Greenberg sets out to reveal that psychiatry has never successfully carved nature at its joints. He makes an entirely cogent and, along the way, darkly entertaining case. He demonstrates also that both the prestigious position and financial viability of psychiatry as a profession are increasingly dependent on its alchemistic transformation of normal human suffering into various arcane “illnesses.” For these reasons alone, his book is an essential eye-opener for most people interested in the “mental disorders” and for all of us who practice the treatment of them. But perhaps the most important lesson to be found in the Book of Woe is that a mighty scientific endeavor to sort reality from superstition and prejudice, one with an unfathomable cultural influence on the twentieth century—and likely the twenty-first as well—has been (perhaps terminally) commercialized by an all-too-real desire for superordinate power and adequate financing.

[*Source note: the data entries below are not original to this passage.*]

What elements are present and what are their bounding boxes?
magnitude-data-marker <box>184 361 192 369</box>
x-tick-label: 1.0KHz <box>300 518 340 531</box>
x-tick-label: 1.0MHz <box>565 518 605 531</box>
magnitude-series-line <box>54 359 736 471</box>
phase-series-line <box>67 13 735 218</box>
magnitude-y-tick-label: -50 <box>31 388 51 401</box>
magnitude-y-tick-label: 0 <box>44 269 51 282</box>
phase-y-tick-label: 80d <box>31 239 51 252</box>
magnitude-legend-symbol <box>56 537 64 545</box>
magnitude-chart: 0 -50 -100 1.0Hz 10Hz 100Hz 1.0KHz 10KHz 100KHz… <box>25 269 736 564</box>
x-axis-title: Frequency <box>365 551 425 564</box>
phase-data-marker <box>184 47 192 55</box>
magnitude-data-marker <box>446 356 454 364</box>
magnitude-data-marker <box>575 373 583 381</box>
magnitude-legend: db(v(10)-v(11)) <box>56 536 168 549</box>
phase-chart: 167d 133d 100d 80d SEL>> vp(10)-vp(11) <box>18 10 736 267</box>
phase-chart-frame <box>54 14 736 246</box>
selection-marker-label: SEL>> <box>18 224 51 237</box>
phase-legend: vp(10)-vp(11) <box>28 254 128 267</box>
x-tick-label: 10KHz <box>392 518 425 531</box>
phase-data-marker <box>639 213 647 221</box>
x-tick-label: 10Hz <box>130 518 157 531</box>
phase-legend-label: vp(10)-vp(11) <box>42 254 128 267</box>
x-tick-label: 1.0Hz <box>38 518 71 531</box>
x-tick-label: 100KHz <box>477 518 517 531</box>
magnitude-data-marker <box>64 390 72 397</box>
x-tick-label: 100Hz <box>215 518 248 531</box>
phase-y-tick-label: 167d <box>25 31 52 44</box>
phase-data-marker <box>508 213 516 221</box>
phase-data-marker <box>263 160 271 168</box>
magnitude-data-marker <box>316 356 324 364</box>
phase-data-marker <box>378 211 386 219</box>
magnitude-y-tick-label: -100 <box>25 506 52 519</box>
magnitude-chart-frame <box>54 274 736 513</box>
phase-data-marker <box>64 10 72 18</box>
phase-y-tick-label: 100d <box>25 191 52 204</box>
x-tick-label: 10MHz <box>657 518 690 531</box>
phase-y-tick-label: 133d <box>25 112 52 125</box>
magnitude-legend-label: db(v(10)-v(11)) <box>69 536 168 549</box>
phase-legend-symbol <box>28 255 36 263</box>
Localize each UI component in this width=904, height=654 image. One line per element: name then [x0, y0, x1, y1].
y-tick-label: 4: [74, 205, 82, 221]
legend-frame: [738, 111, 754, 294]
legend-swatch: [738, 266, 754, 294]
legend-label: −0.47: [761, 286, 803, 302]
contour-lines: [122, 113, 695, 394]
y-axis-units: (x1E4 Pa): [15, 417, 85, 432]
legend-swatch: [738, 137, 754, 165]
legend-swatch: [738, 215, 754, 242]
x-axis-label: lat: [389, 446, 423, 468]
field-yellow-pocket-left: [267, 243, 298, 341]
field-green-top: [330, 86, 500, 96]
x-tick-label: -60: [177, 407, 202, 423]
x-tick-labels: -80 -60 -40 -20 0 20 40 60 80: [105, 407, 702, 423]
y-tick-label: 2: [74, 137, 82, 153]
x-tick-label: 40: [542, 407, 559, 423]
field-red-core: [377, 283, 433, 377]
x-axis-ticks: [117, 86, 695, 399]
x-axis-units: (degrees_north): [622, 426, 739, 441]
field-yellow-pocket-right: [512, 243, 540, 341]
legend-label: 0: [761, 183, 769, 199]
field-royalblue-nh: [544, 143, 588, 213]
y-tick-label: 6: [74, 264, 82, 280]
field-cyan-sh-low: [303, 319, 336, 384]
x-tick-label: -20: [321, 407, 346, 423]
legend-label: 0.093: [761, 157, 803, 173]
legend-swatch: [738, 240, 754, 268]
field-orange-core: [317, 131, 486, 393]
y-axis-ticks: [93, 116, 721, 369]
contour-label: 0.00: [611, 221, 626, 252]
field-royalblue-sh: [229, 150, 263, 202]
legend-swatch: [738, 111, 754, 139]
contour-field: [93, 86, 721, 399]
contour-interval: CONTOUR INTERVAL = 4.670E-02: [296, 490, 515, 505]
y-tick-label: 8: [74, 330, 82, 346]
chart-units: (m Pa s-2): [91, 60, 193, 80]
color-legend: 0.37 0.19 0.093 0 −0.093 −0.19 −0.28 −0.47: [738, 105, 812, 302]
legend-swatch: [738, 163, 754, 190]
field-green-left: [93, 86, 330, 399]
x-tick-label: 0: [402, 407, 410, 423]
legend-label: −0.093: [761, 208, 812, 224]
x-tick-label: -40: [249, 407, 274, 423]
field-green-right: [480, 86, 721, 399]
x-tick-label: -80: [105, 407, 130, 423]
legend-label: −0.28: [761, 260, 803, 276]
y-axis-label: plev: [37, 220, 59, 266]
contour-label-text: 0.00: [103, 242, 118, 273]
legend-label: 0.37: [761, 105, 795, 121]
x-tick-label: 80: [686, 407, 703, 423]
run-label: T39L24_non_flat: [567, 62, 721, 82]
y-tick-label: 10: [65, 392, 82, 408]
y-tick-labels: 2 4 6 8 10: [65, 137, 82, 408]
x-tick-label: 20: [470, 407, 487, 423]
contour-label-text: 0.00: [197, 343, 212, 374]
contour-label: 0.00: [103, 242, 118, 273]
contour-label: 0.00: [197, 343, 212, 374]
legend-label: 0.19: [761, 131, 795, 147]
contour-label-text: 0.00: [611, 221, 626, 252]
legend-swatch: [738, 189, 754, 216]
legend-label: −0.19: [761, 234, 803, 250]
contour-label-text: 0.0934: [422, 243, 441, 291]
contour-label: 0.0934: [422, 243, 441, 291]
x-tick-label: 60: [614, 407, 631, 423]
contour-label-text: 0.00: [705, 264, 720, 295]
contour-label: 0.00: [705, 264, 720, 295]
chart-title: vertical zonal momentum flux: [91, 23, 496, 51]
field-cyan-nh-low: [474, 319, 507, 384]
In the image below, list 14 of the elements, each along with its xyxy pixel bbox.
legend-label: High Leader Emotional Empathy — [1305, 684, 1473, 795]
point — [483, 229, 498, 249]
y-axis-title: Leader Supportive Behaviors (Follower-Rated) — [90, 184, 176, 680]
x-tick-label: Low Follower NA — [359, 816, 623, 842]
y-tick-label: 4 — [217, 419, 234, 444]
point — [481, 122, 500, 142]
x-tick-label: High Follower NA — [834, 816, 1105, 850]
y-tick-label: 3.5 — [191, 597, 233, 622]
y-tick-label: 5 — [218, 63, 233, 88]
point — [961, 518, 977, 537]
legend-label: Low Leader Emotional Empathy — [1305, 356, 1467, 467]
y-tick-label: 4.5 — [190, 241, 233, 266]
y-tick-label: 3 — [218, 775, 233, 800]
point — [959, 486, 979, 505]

This was according to the DSM-III, which, in 1980, had nixed the name “Manic-Depressive Disorder,” but still had not divided the malady into the “Bipolar I” and “Bipolar II” forms that would be described in 1994 by DSM-IV (distinguished primarily by whether the patient experiences mania or hypomania).
In fact, the National Institute of Mental Health is so dissatisfied with the American Psychiatric Association’s approach to classifying mental illnesses that NIMH is moving away from relying on the DSM and looking to "to transform diagnosis by incorporating genetics, imaging, cognitive science and other levels of information to lay the foundation for a new classification system."